Water, salt and flour. That’s all it takes for quality bread, said Brooks Taylor, owner and baker at Birmingham Breadworks.

Taylor said he’s been experimenting with baking variations of high-quality bread at his home for over 20 years. When his kids got older and were leaving home for college, he and his wife started talking more seriously about opening a bakery. Previously an electrical engineer, he said he was looking for a change. 

For about a year and a half, Taylor would spend all night in a kitchen baking bread and pastries with local baker Corey Hinkel, who at the time was selling bread for Pepper Place Market. In 2015, they bought a building in the heart of Southside and officially called it Birmingham Breadworks nine months later.

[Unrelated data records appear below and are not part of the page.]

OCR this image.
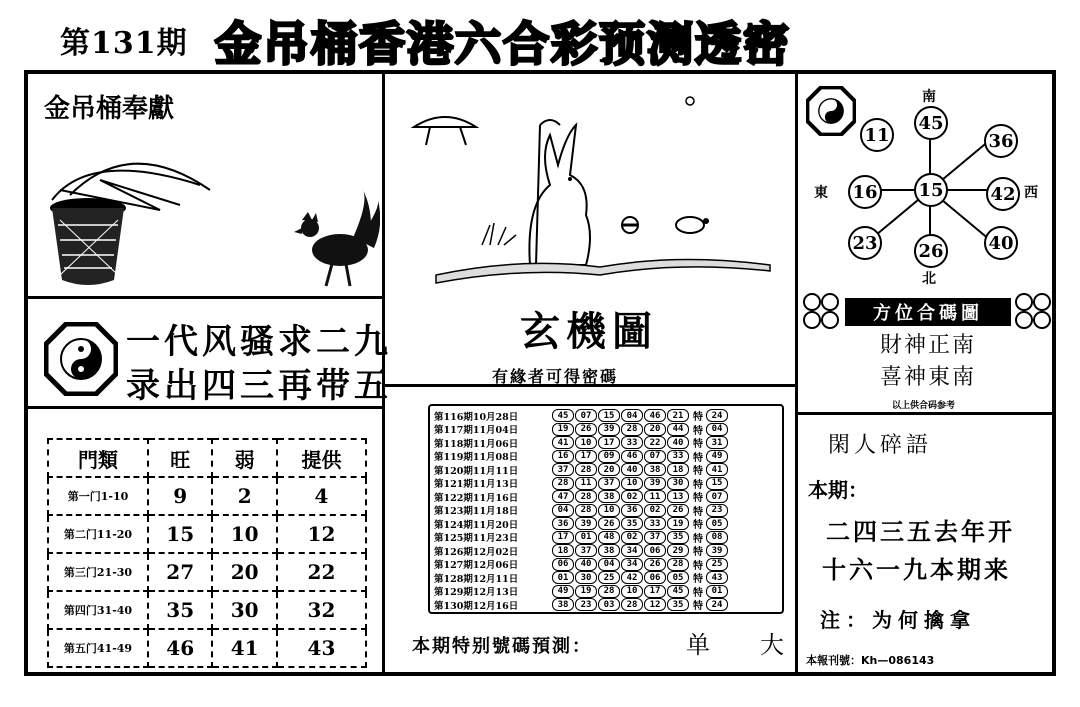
第131期 金吊桶香港六合彩预测透密
金吊桶奉獻
一代风骚求二九
录出四三再带五
門類	旺	弱	提供
第一门1-10	9	2	4
第二门11-20	15	10	12
第三门21-30	27	20	22
第四门31-40	35	30	32
第五门41-49	46	41	43
玄機圖
有緣者可得密碼
第116期10月28日	45	07	15	04	46	21 特 24
第117期11月04日	19	26	39	28	20	44 特 04
第118期11月06日	41	10	17	33	22	40 特 31
第119期11月08日	16	17	09	46	07	33 特 49
第120期11月11日	37	28	20	40	38	18 特 41
第121期11月13日	28	11	37	10	39	30 特 15
第122期11月16日	47	28	38	02	11	13 特 07
第123期11月18日	04	28	10	36	02	26 特 23
第124期11月20日	36	39	26	35	33	19 特 05
第125期11月23日	17	01	48	02	37	35 特 08
第126期12月02日	18	37	38	34	06	29 特 39
第127期12月06日	06	40	04	34	26	28 特 25
第128期12月11日	01	30	25	42	06	05 特 43
第129期12月13日	49	19	28	10	17	45 特 01
第130期12月16日	38	23	03	28	12	35 特 24
本期特别號碼預測：	单大
南
北
東	西
11
45
36
16 15	42
23 26 40
方位合碼圖
財神正南
喜神東南
以上供合码参考
閑人碎語
本期：
二四三五去年开
十六一九本期来
注：为何擒拿
本報刊號：Kh—086143
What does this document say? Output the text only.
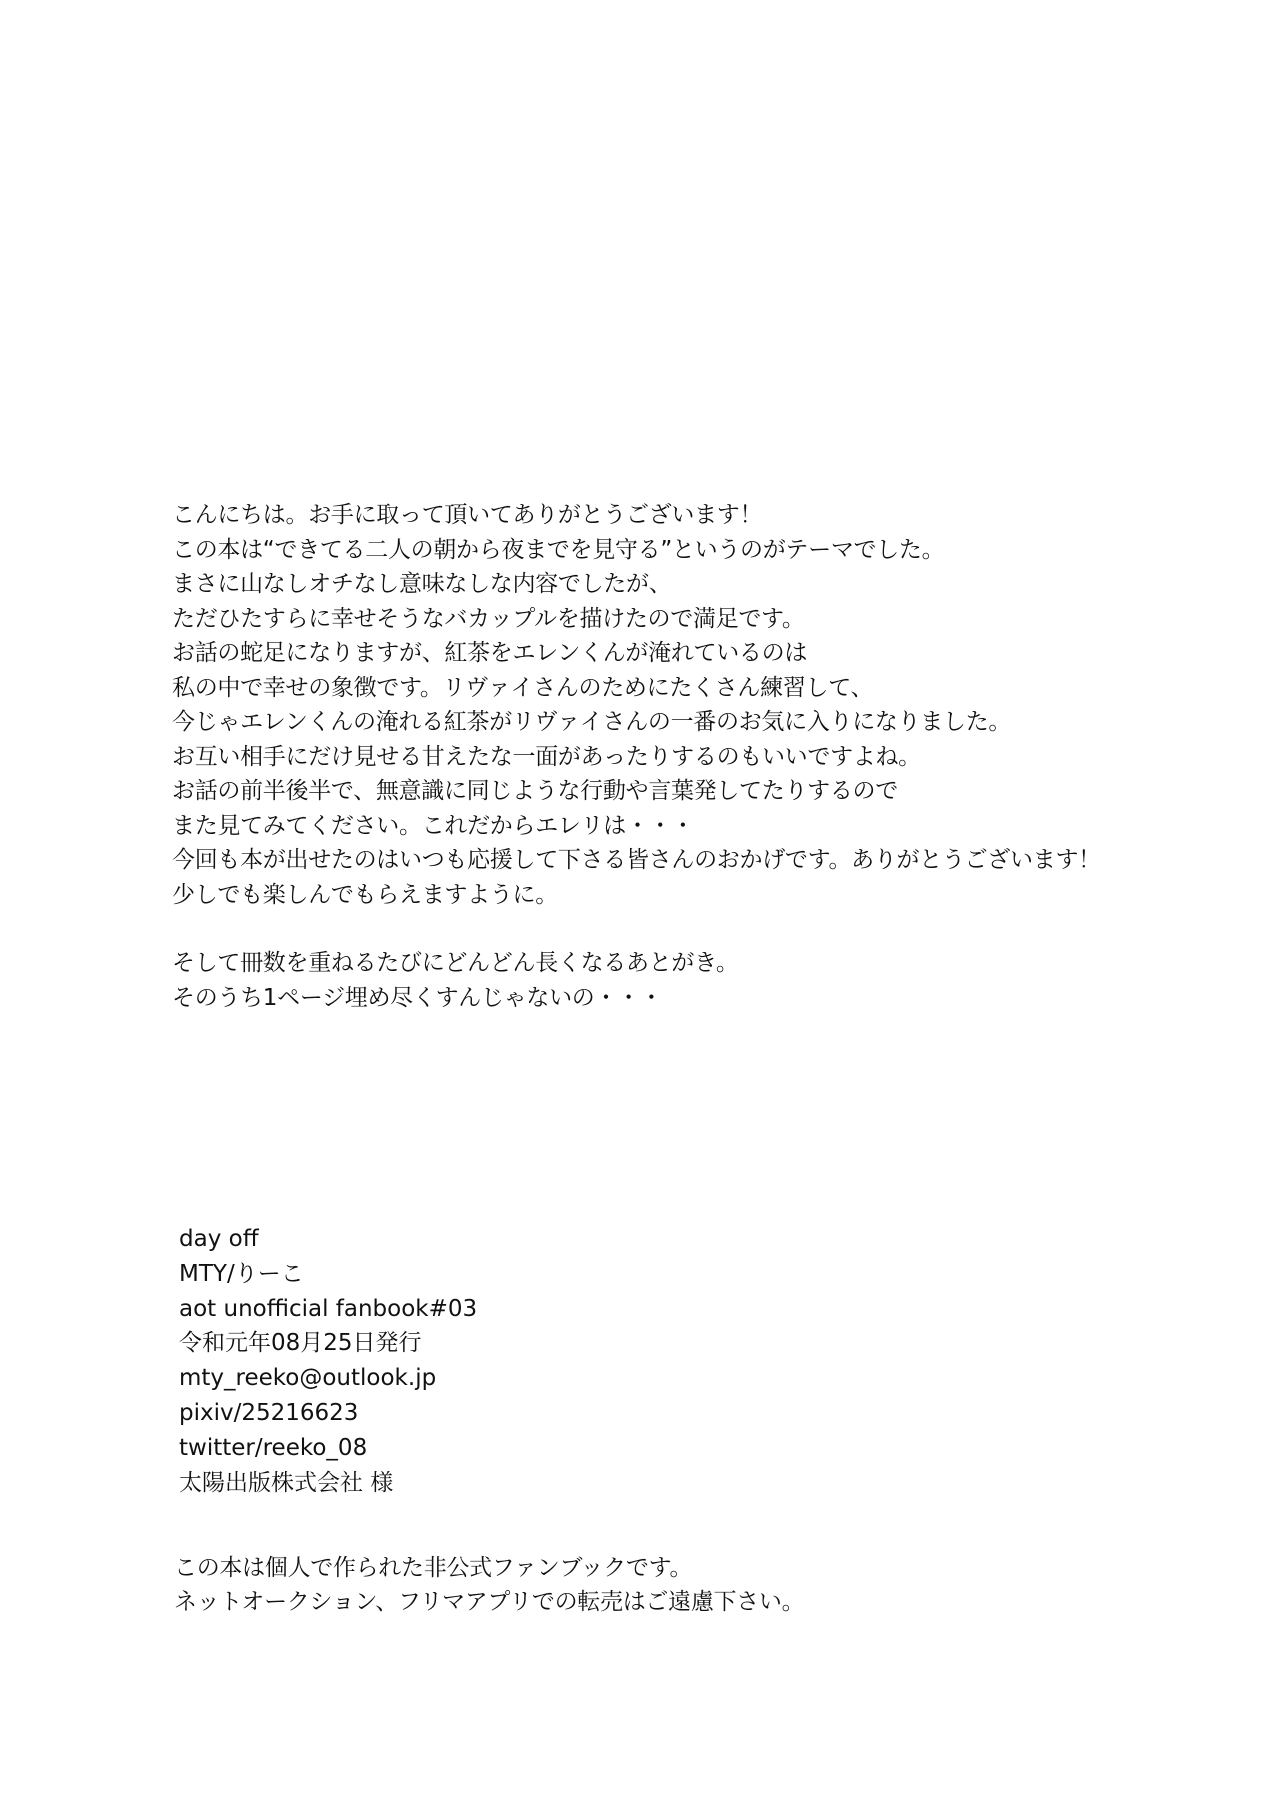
こんにちは。お手に取って頂いてありがとうございます！
この本は“できてる二人の朝から夜までを見守る”というのがテーマでした。
まさに山なしオチなし意味なしな内容でしたが、
ただひたすらに幸せそうなバカップルを描けたので満足です。
お話の蛇足になりますが、紅茶をエレンくんが淹れているのは
私の中で幸せの象徴です。リヴァイさんのためにたくさん練習して、
今じゃエレンくんの淹れる紅茶がリヴァイさんの一番のお気に入りになりました。
お互い相手にだけ見せる甘えたな一面があったりするのもいいですよね。
お話の前半後半で、無意識に同じような行動や言葉発してたりするので
また見てみてください。これだからエレリは・・・
今回も本が出せたのはいつも応援して下さる皆さんのおかげです。ありがとうございます！
少しでも楽しんでもらえますように。
そして冊数を重ねるたびにどんどん長くなるあとがき。
そのうち1ページ埋め尽くすんじゃないの・・・
day off
MTY/りーこ
aot unofficial fanbook#03
令和元年08月25日発行
mty_reeko@outlook.jp
pixiv/25216623
twitter/reeko_08
太陽出版株式会社 様
この本は個人で作られた非公式ファンブックです。
ネットオークション、フリマアプリでの転売はご遠慮下さい。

“We’ve had to educate people on what good bread is supposed to taste like,” Taylor said. “They have to go out of their way to come get bread; they can’t go to the grocery store for it.” 

Taylor said that since the very beginning, he’s had three goals for the bakery: to make the best product possible, to have a great place for people to work while paying them decently and to create a local community. 

Minus a few breads that keep well for multiple days, he said they make most of their bread and pastries are made fresh each day.

Birmingham Breadworks currently wholesales its bread to Melt, Paramount, Ocean, The Highlands and Chez Fon Fon. They also have a lunch menu.

Taylor said they have several local customers that come by each day for bread, and their best-selling products are the cinnamon rolls and French breads.